The second part encompasses a broader sweep of crypto due diligence, or “know your VASP,” that Notabene is solving for by leveraging the team’s experience with decentralized identifiers (DIDs) and the VASPs.id directory – which will follow soon after this week’s product launch, said Braendgaard.
“This will help figure out which VASP is using which provider and what their regulatory status is,” Braendgaard said. “Say you get a request coming in, then immediately you can see it came from Bitcoin Suisse, for example, and they’re regulated by FINMA so I can trust them and start setting up compliance rules for that.”
Indeed, the enthusiastic response from the industry in terms of Travel Rule solutions actually creates a fundamental complexity problem, said Malcolm Wright, head of the AML working group at Global Digital Finance.
A growing crowd of Travel Rule solution providers is proposing to issue VASP codes or something like an IBAN (International Bank Account Number) for VASPs. An originator VASP, particularly if it’s a smaller firm, may use three or four providers, said Wright, then the receiver may also use more than one solution. This then leads to friction because nobody knows what anyone else is using.
Wright suggests something like a Legal Entity Identifier (LEI), which is used in conjunction with market regulation like MiFID II, whereby a VASP code would be issued to all, abstracting this complexity away from the solution providers.
“Going down that road of a global list of VASPs is great, but it has to be industry-wide,” said Wright. “So, regardless of whether it’s OpenVASP or any other protocol, it will need to be separate, and then you have to convince all of the other protocols and all of the VASPs to get on board and get themselves issued with one of those codes to actually make it a viable thing. In my opinion, the only way to solve it is with a tiny fraction of centralization.”
The creators of Notabene have the first-hand experience of being shut out of the financial system because of a lack of regulation.
Back in 2013, a bitcoin app Braendgaard had built in Kenya was clamped down.
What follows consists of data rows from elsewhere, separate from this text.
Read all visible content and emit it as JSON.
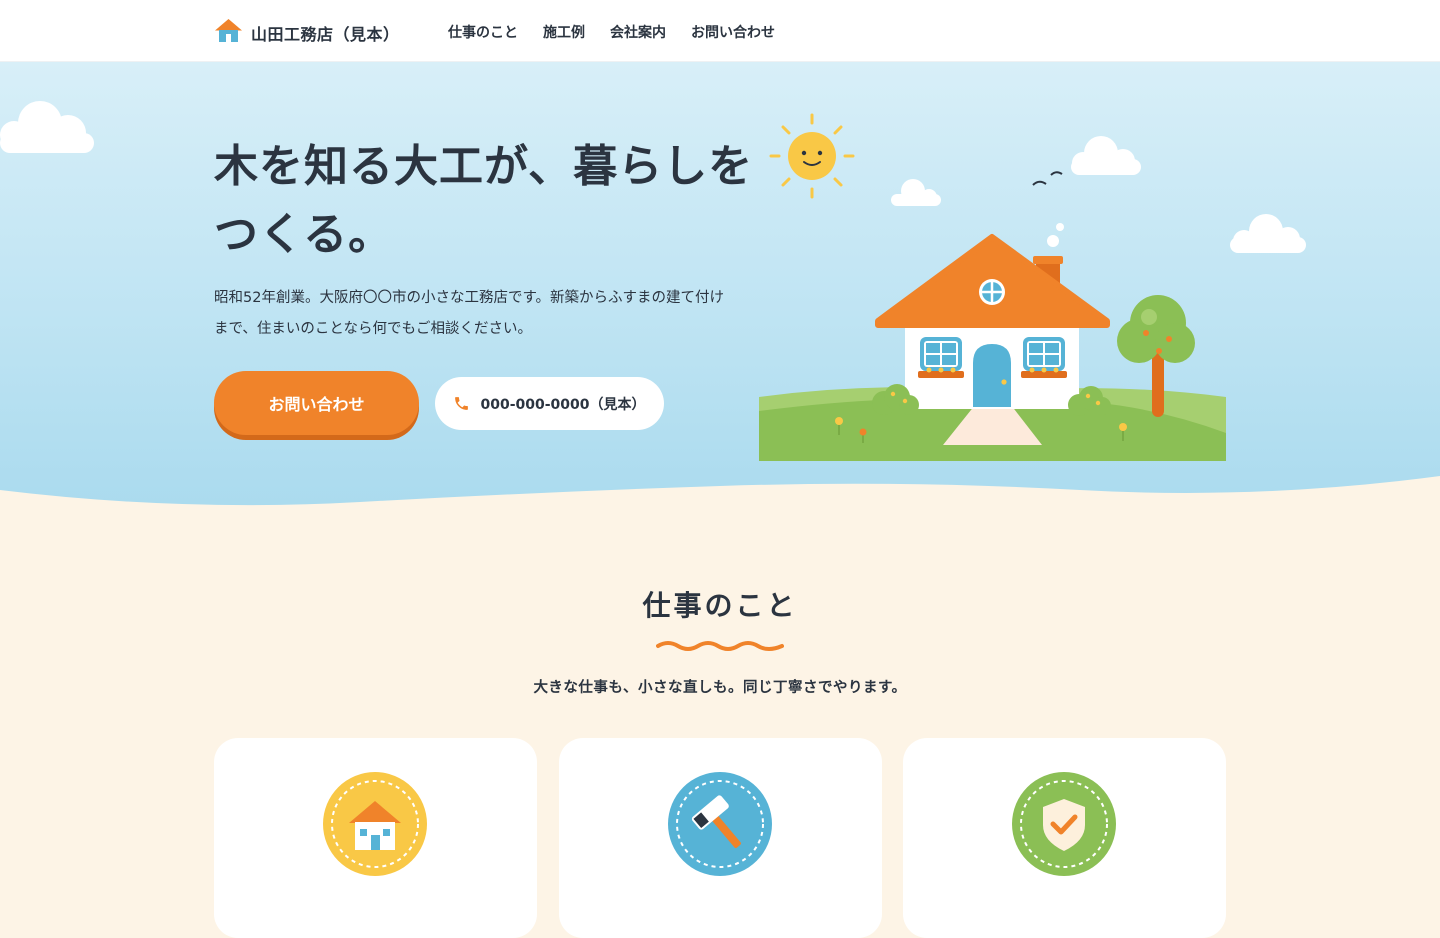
{
  "header": {
    "logo_text": "山田工務店（見本）",
    "logo_icon": "house-icon",
    "nav": [
      {
        "label": "仕事のこと"
      },
      {
        "label": "施工例"
      },
      {
        "label": "会社案内"
      },
      {
        "label": "お問い合わせ"
      }
    ]
  },
  "hero": {
    "title": "木を知る大工が、暮らしをつくる。",
    "description": "昭和52年創業。大阪府〇〇市の小さな工務店です。新築からふすまの建て付けまで、住まいのことなら何でもご相談ください。",
    "contact_button": "お問い合わせ",
    "phone_button": "000-000-0000（見本）",
    "phone_icon": "phone-icon"
  },
  "services": {
    "title": "仕事のこと",
    "lead": "大きな仕事も、小さな直しも。同じ丁寧さでやります。",
    "cards": [
      {
        "icon": "house-icon",
        "color": "#f9c846"
      },
      {
        "icon": "hammer-icon",
        "color": "#56b3d6"
      },
      {
        "icon": "shield-check-icon",
        "color": "#8bbf55"
      }
    ]
  },
  "colors": {
    "accent": "#f0832a",
    "text": "#2b3440",
    "sky": "#bfe4f3",
    "cream": "#fdf4e6"
  }
}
This was because M-Pesa, the burgeoning mobile money run by Vodafone/Safaricom and overseen by the Central Bank of Kenya, complained that crypto was too obscure to be allowed in the country (some readers may recall M-Pesa tried the same thing with BitPesa a couple of years later).
“We know what it feels like to be shut down because of not being able to prove the source of funds,” said Braendgaard. “Where there isn’t a regulated framework and regulators don’t know what to do with you, the easiest thing is just to say no.”
That said, the FATF guidance last year understood there has to be non-custodial, or “un-hosted” wallets, but that any VASP that performs transactions with one of these non-custodial wallets need to know who that wallet is.
“This is where our ultimate beneficial ownership analysis of blockchain accounts comes in,” said Braendgaard. “It’s a simple ownership proof of an account and that is actually what the Singaporian and Swiss regulators already expect people to do.”
The vast majority of VASPs located in places without any established regulations are actually trying their best to be compliant, said Braendgaard.
“VASPs I’ve spoken to in Latin America and Africa, where there aren’t really e-regulatory rules yet, are all doing KYC and using blockchain analytics for AML and doing their best to be compliant with the Travel Rule.”